Cornucopia

Cornucopia

Original Text
The Bird and the Bell, with Other Poems (Boston: James R, Osgood, 1875): 55-58. Internet Archive
1There's a lodger lives on the first floor;
2    (My lodgings are up in the garret;)
3At night and at morn he taketh a horn,
4    And calleth his neighbors to share it, --
5A horn so long and a horn so strong,
6    I wonder how they can bear it.
7I don't mean to say that he drinks, --
8    I might be indicted for scandal.
9But every one knows it, he night and day blows it,
10    (I wish he'd blow out like a candle!)
11His horn is so long, and he blows it so strong,
12    He would make Handel fly off the handle.
13By taking a horn I don't hint
14    That he swigs either rum, gin, or whiskey.
15It's we, I am thinking, condemned to be drinking
16    His strains that attempt to be frisky,
17But are grievously sad. A donkey, I add,
18    Is as musical, braying in his key.
19It's a puzzle to know what he's at.
20    I could pity him if it were madness.
21I never yet knew him to play a tune through;
22    And it gives me more anger than sadness
23To hear his horn stutter and stammer in utter
24    Confusion of musical badness.
25At his wide-open window he stands,
26    Overlooking his bit of a garden.
27One can see the great ass at one end of his brass
28    Blaring out, never asking your pardon.
29Our nerves though he shatter, to him it's no matter,
30    As long as his tympanums harden.
31He thinks, I've no doubt, it is sweet, --
32    While time, tune, and breath are all straying.

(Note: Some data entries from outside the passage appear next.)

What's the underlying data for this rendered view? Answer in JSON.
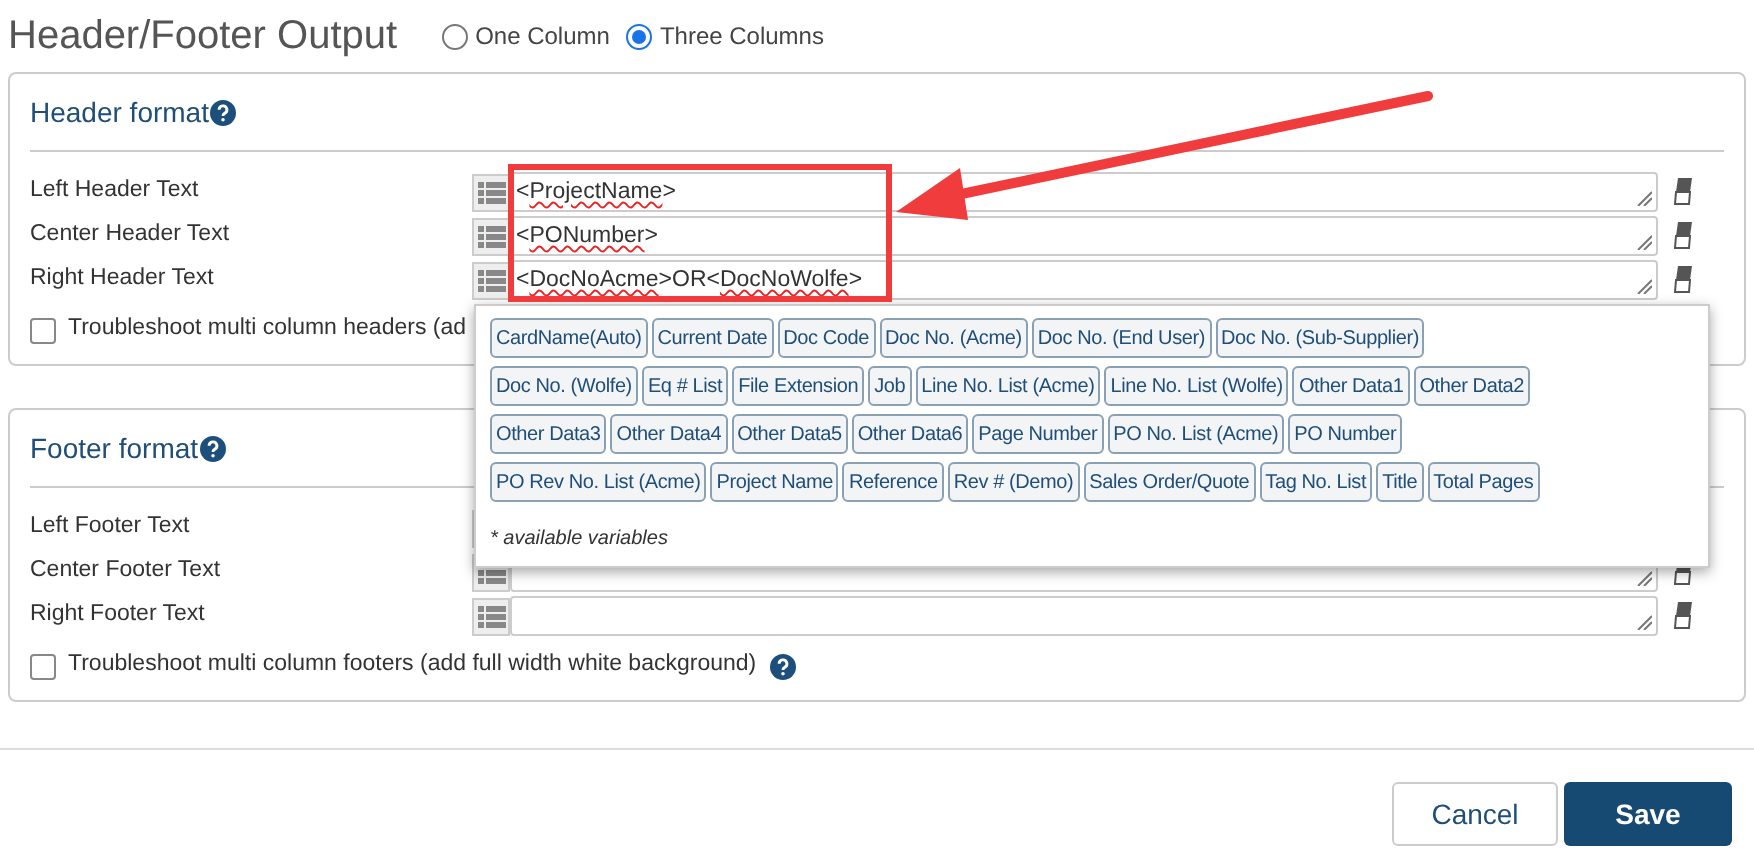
{
  "title": "Header/Footer Output",
  "layout_options": [
    {
      "label": "One Column",
      "selected": false
    },
    {
      "label": "Three Columns",
      "selected": true
    }
  ],
  "header": {
    "title": "Header format",
    "rows": [
      {
        "label": "Left Header Text",
        "value": "<ProjectName>"
      },
      {
        "label": "Center Header Text",
        "value": "<PONumber>"
      },
      {
        "label": "Right Header Text",
        "value": "<DocNoAcme>OR<DocNoWolfe>"
      }
    ],
    "checkbox": {
      "label": "Troubleshoot multi column headers (ad",
      "checked": false
    }
  },
  "footer": {
    "title": "Footer format",
    "rows": [
      {
        "label": "Left Footer Text",
        "value": ""
      },
      {
        "label": "Center Footer Text",
        "value": ""
      },
      {
        "label": "Right Footer Text",
        "value": ""
      }
    ],
    "checkbox": {
      "label": "Troubleshoot multi column footers (add full width white background)",
      "checked": false
    }
  },
  "variables_popup": {
    "chips": [
      "CardName(Auto)",
      "Current Date",
      "Doc Code",
      "Doc No. (Acme)",
      "Doc No. (End User)",
      "Doc No. (Sub-Supplier)",
      "Doc No. (Wolfe)",
      "Eq # List",
      "File Extension",
      "Job",
      "Line No. List (Acme)",
      "Line No. List (Wolfe)",
      "Other Data1",
      "Other Data2",
      "Other Data3",
      "Other Data4",
      "Other Data5",
      "Other Data6",
      "Page Number",
      "PO No. List (Acme)",
      "PO Number",
      "PO Rev No. List (Acme)",
      "Project Name",
      "Reference",
      "Rev # (Demo)",
      "Sales Order/Quote",
      "Tag No. List",
      "Title",
      "Total Pages"
    ],
    "note": "* available variables"
  },
  "buttons": [
    "Cancel",
    "Save"
  ]
}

33The little house-sparrows feel all through their marrows
34    The jar and the fuss of his playing;
35The windows are shaking, the babies are waking,
36    The very dogs howling and baying.
37One note out of twenty he hits;
38    Blows all his pianos like fortes .
39His time is his own. He goes sounding alone,
40    A sort of Columbus or Cortes,
41On a perilous ocean, without any notion
42    Whereabouts in the dim deep his port is.
43If he gets to his haven at last,
44    He must needs be a desperate swimmer.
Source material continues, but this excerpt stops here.